Optimization is a mathematical technique used to find the best solution to objective function (s) by maximising the desired variable and minimising the undesired variables under some set of constraints with the sole aim of improving performance and cost [23]. The optimisation technique in cement and concrete studies can be broadly classified as a meta-heuristic approach and statistical experimental design methods [24]. The meta-heuristic approach is an iterative method that intelligently exploits search space at learning strategies.

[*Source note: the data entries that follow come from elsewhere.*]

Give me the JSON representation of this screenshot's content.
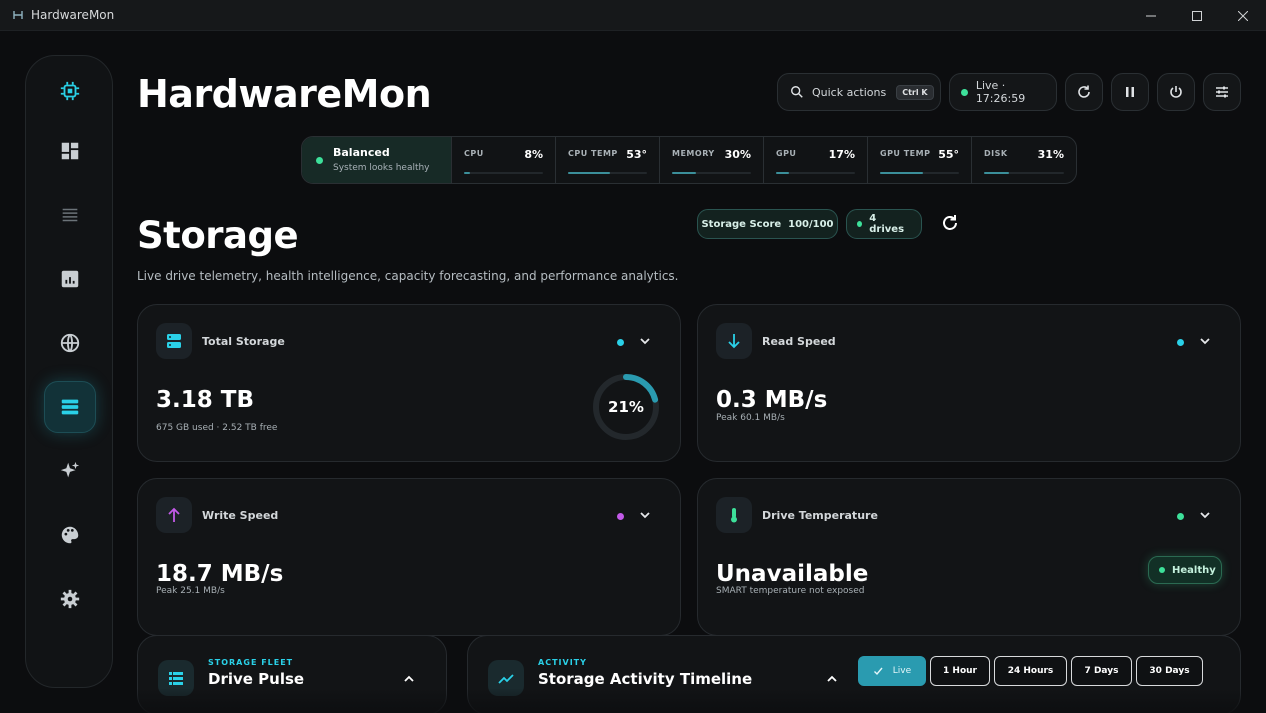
{
  "window": {
    "title": "HardwareMon"
  },
  "header": {
    "app_title": "HardwareMon",
    "quick_actions": "Quick actions",
    "shortcut": "Ctrl K",
    "live": "Live · 17:26:59"
  },
  "status": {
    "mode": "Balanced",
    "mode_sub": "System looks healthy",
    "metrics": [
      {
        "label": "CPU",
        "value": "8%",
        "level": 0.08
      },
      {
        "label": "CPU TEMP",
        "value": "53°",
        "level": 0.53
      },
      {
        "label": "MEMORY",
        "value": "30%",
        "level": 0.3
      },
      {
        "label": "GPU",
        "value": "17%",
        "level": 0.17
      },
      {
        "label": "GPU TEMP",
        "value": "55°",
        "level": 0.55
      },
      {
        "label": "DISK",
        "value": "31%",
        "level": 0.31
      }
    ]
  },
  "page": {
    "title": "Storage",
    "subtitle": "Live drive telemetry, health intelligence, capacity forecasting, and performance analytics.",
    "score": "Storage Score  100/100",
    "drives": "4 drives"
  },
  "cards": {
    "total": {
      "label": "Total Storage",
      "value": "3.18 TB",
      "sub": "675 GB used · 2.52 TB free",
      "percent_label": "21%",
      "percent": 0.21
    },
    "read": {
      "label": "Read Speed",
      "value": "0.3 MB/s",
      "sub": "Peak 60.1 MB/s"
    },
    "write": {
      "label": "Write Speed",
      "value": "18.7 MB/s",
      "sub": "Peak 25.1 MB/s"
    },
    "temp": {
      "label": "Drive Temperature",
      "value": "Unavailable",
      "sub": "SMART temperature not exposed",
      "badge": "Healthy"
    }
  },
  "bottom": {
    "fleet": {
      "kicker": "STORAGE FLEET",
      "title": "Drive Pulse"
    },
    "activity": {
      "kicker": "ACTIVITY",
      "title": "Storage Activity Timeline"
    },
    "ranges": [
      "Live",
      "1 Hour",
      "24 Hours",
      "7 Days",
      "30 Days"
    ]
  },
  "colors": {
    "accent": "#2ad1e8",
    "ok": "#3de09a",
    "write": "#c25ae8"
  }
}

It includes Genetic Algorithm (GAs), Particle swarm optimization (PSO), Harmony Search (HS), Ant Colony Optimization (ACO), Charged System Search (CSS), Big Bang-Big Crunch (BB-BC), Artificial Bee Colony algorithm (ABC), spherical interpolation of the objective function, Colliding bodies optimization (CBO), Vibrating Particles System (VPS), simulated annealing, krill herd (KH), Whale Optimization Algorithm (WOA), hybrid Harmony Search, force method and genetic algorithm, mine and improved mine blast algorithms [24, 25, 26] which are modelled from natural and social behaviours as well as physics laws.

Statistical experimental design methods are widely used to obtain desired optimise solution for a set of constraints [27]. Response Surface Methodology (RSM) is a statistical optimisation technique used to model and analyse a process to determine the effect of independent multivariable on the process response and to evaluate the relations between these variables [28]. RSM is based on understanding the topography of the response surface to determine the most appropriate response region [29]. RSM experimental design can be categorised into Box–Behnken Design (BBD), Central Composite Design (CCD), Dohlert design, Mixture response and three-level factorial design [30, 31, 32]. The BBD is created from 3 level factorial design [32] and gives quadratic response model with three minimum number of factors requiring three levels of factors (upper, centre, lower) for each factor and specific positioning of design points [33, 34]. The CCD is developed from the 2 factorial design and gives the quadratic response model with five levels for each factor. Hence it is more robust and insensitive to missing data or experimental runs [34].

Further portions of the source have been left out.